McGuire filed the motion, and the investigation into Marliz Spannhake’s disappearance, long stalled, began to move again.
It was alleged that while Hooker had Marliz down in the basement, he had shot her in the pelvis with a pellet gun. McGuire remembered that Lieutenant Brown had mentioned seeing BBs in the basement at 1140 Oak Street, and now she asked him and Shamblin to check it out. They removed two BBs from the stairwell, then went about tracking down the pellet gun, which Hooker had apparently borrowed from his younger brother, Dexter.
They did ballistic tests on Dexter’s gun, but these were inconclusive, showing only that the BBs may have been shot from that particular gun.
McGuire also made a point of contacting John Baruth, the man who’d been Marliz Spannhake’s fiance in January of 1976. Now married and living in Cleveland, he was shocked to hear that Hooker was suspected of murdering the woman he’d loved so many years ago.
Baruth related what he could about the day that Marliz had disappeared. That afternoon the couple had gone to a flea market where they’d had a spat. She’d left—angry and on foot.
He never saw her again.
Police had immediately suspected Baruth, but he was cleared after taking a polygraph test. Baruth said that, over the years, he’d feared that Marliz’s parents still believed he’d killed her. Before hanging up he told McGuire: “I’ll pray for you.”
Cameron Hooker would be tried in Redwood City, the county seat of San Mateo County, in the superior court of Judge Clarence B. Knight, a man of short stature and wide-ranging humor. On a hot August 16, Judge Knight heard arguments for and against the prior similar act motion.
McGuire’s motion was granted. But the court also found that the motion was only relevant to the defendant’s intent to kidnap. If Hooker admitted to kidnapping Colleen, the prior similar act would have no relevance and would be inadmissible.
Disgruntled, Papendick said he needed to discuss the matter with Hooker over the weekend.

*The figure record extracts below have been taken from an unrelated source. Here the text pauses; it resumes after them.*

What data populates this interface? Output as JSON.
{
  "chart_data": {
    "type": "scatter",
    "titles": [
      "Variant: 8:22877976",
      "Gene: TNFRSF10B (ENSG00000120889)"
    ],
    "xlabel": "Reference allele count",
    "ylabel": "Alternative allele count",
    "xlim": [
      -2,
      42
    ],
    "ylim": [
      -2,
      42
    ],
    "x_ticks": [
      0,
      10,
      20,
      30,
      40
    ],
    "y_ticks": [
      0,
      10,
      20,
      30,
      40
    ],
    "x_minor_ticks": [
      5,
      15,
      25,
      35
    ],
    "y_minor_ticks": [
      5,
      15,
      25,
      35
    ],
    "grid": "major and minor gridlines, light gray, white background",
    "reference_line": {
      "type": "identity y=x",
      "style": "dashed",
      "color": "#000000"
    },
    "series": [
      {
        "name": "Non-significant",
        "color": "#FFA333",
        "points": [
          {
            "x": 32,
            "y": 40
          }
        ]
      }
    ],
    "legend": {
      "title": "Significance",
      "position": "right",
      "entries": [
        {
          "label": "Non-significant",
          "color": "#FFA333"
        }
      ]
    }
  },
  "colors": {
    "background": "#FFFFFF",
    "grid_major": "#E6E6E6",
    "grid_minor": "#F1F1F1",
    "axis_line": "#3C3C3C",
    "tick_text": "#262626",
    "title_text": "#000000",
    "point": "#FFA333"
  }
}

On Monday, Papendick indicated that to keep the findings regarding Spannhake out, Hooker would admit to kidnapping Colleen Stan.4
CHAPTER 28
Downtown Redwood City, the co
unty seat of San Mateo County, is geared for pedestrians, with brick walkways, strategically placed trees, and a few outdoor cafes that take advantage of the long, warm summer. But just a short walk away stands the imposing San Mateo County Courthouse, an eight-story cement structure with all the architectural charm of a jail—which is housed on the fourth floor. The courthouse dominates the skyline, making it easy to spot from the freeway.
Tuesday, September 24, media people milled around in the hallway, waiting for the courtroom doors to open. Though today would only be jury selection, the air buzzed with an opening-day anticipation.
The judge had rejected the Cable News Network (CNN) request to film the trial, ruling that no cameras, tape recorders, or video cameras would be allowed during the proceedings, but all of these were permitted when court was not in session. Now camerapersons maneuvered their bulky equipment into the aisles, hoping to catch a few shots of Hooker when he came in.
One outspoken journalist with the San Francisco Chronicle discoursed loudly on the subject of bondage. “There are lots of bondage societies in San Francisco, and they don’t necessarily have anything to do with S/M. They even have a newsletter and a computer data base,” he said, conferring an air of respectability upon them. His offhand comments set a tone. Throughout the trial, the media, like the jury, would be trying to judge whether Cameron Hooker was guilty of anything more than kinkiness.
Cameron’s mother, looking gray with worry, was already resolutely seated in the audience, just behind the defense table. She would remain here during jury selection but, as a potential witness, would be barred from observing the proceedings against her firstborn son.